I was perusing the headlines online at cnn the other day. After trudging my way through the usual litany of depressing headlines regarding war and drugs and politics, I found a headline that pulled me in with its query. A simple question posed that had me thinking for hours afterwards. "Boredom conquered, at what cost?"

The premise of the piece was that with so many in our society outfitted to the teeth with smartphones, tablets, e-readers, and handheld video game systems, we have truly become a society that is triggered to kill even a few idle seconds of boredom with some sort of stimulus in the form of an electronic gadget. With this automatic and nearly instantaneous tendency to grab something to pass even the briefest of moments of down time, is there an associated cost? The answer seems to be an overwhelming "yes". The cost is our natural creativity.

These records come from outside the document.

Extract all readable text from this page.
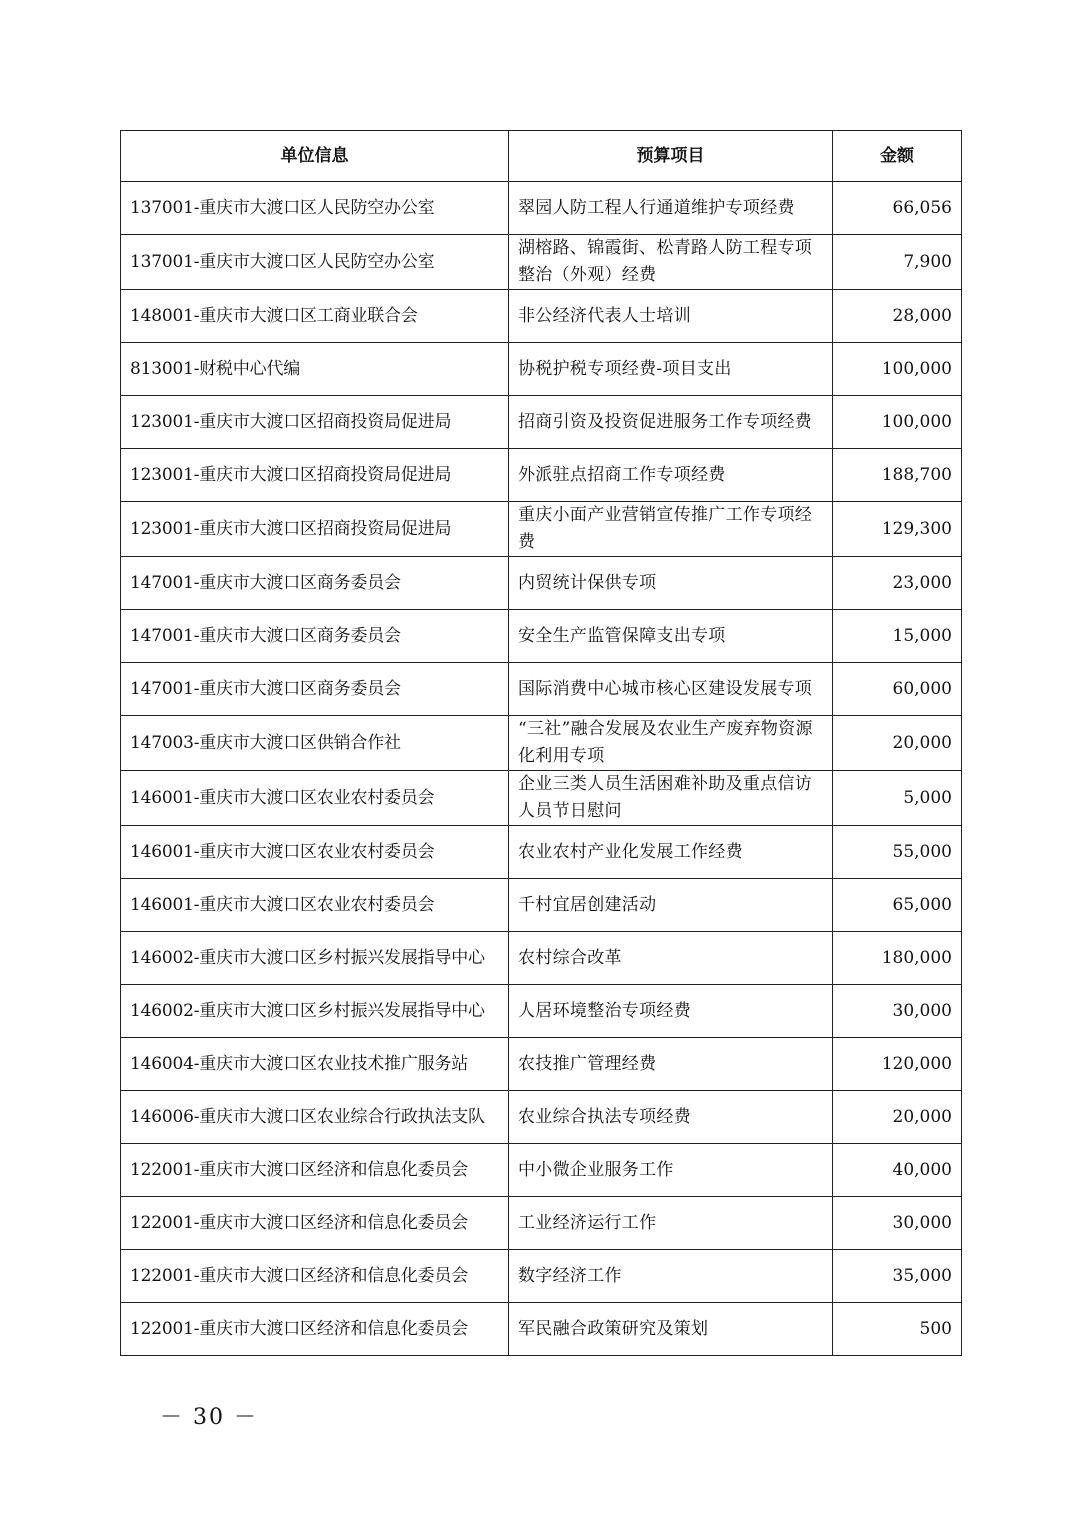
单位信息	预算项目	金额
137001-重庆市大渡口区人民防空办公室	翠园人防工程人行通道维护专项经费	66,056
137001-重庆市大渡口区人民防空办公室	湖榕路、锦霞街、松青路人防工程专项整治（外观）经费	7,900
148001-重庆市大渡口区工商业联合会	非公经济代表人士培训	28,000
813001-财税中心代编	协税护税专项经费-项目支出	100,000
123001-重庆市大渡口区招商投资局促进局	招商引资及投资促进服务工作专项经费	100,000
123001-重庆市大渡口区招商投资局促进局	外派驻点招商工作专项经费	188,700
123001-重庆市大渡口区招商投资局促进局	重庆小面产业营销宣传推广工作专项经费	129,300
147001-重庆市大渡口区商务委员会	内贸统计保供专项	23,000
147001-重庆市大渡口区商务委员会	安全生产监管保障支出专项	15,000
147001-重庆市大渡口区商务委员会	国际消费中心城市核心区建设发展专项	60,000
147003-重庆市大渡口区供销合作社	“三社”融合发展及农业生产废弃物资源化利用专项	20,000
146001-重庆市大渡口区农业农村委员会	企业三类人员生活困难补助及重点信访人员节日慰问	5,000
146001-重庆市大渡口区农业农村委员会	农业农村产业化发展工作经费	55,000
146001-重庆市大渡口区农业农村委员会	千村宜居创建活动	65,000
146002-重庆市大渡口区乡村振兴发展指导中心	农村综合改革	180,000
146002-重庆市大渡口区乡村振兴发展指导中心	人居环境整治专项经费	30,000
146004-重庆市大渡口区农业技术推广服务站	农技推广管理经费	120,000
146006-重庆市大渡口区农业综合行政执法支队	农业综合执法专项经费	20,000
122001-重庆市大渡口区经济和信息化委员会	中小微企业服务工作	40,000
122001-重庆市大渡口区经济和信息化委员会	工业经济运行工作	30,000
122001-重庆市大渡口区经济和信息化委员会	数字经济工作	35,000
122001-重庆市大渡口区经济和信息化委员会	军民融合政策研究及策划	500
－ 30 －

Creativity, that wonderful flourish of inspiration, that loose thread of an idea that can suddenly be grabbed and instantly coalesce into a new technique, a solution to a seemingly insurmountable obstacle, a way around or through a sticky situation, cannot happen if our mind is grinding away and focussing on something else. From my own experience I know this to be true. I can't tell you the number of times when I have been in the shower, free from all urgencies and distractions, that something that I had missed or couldn't see comes flashing into my mind out of nowhere. I guarantee if I were in the middle of some intense video game or reading a book or surfing the web, that nothing else would be able to penetrate my thought stream. What do you think on the question, "Boredom conquered, at what cost?"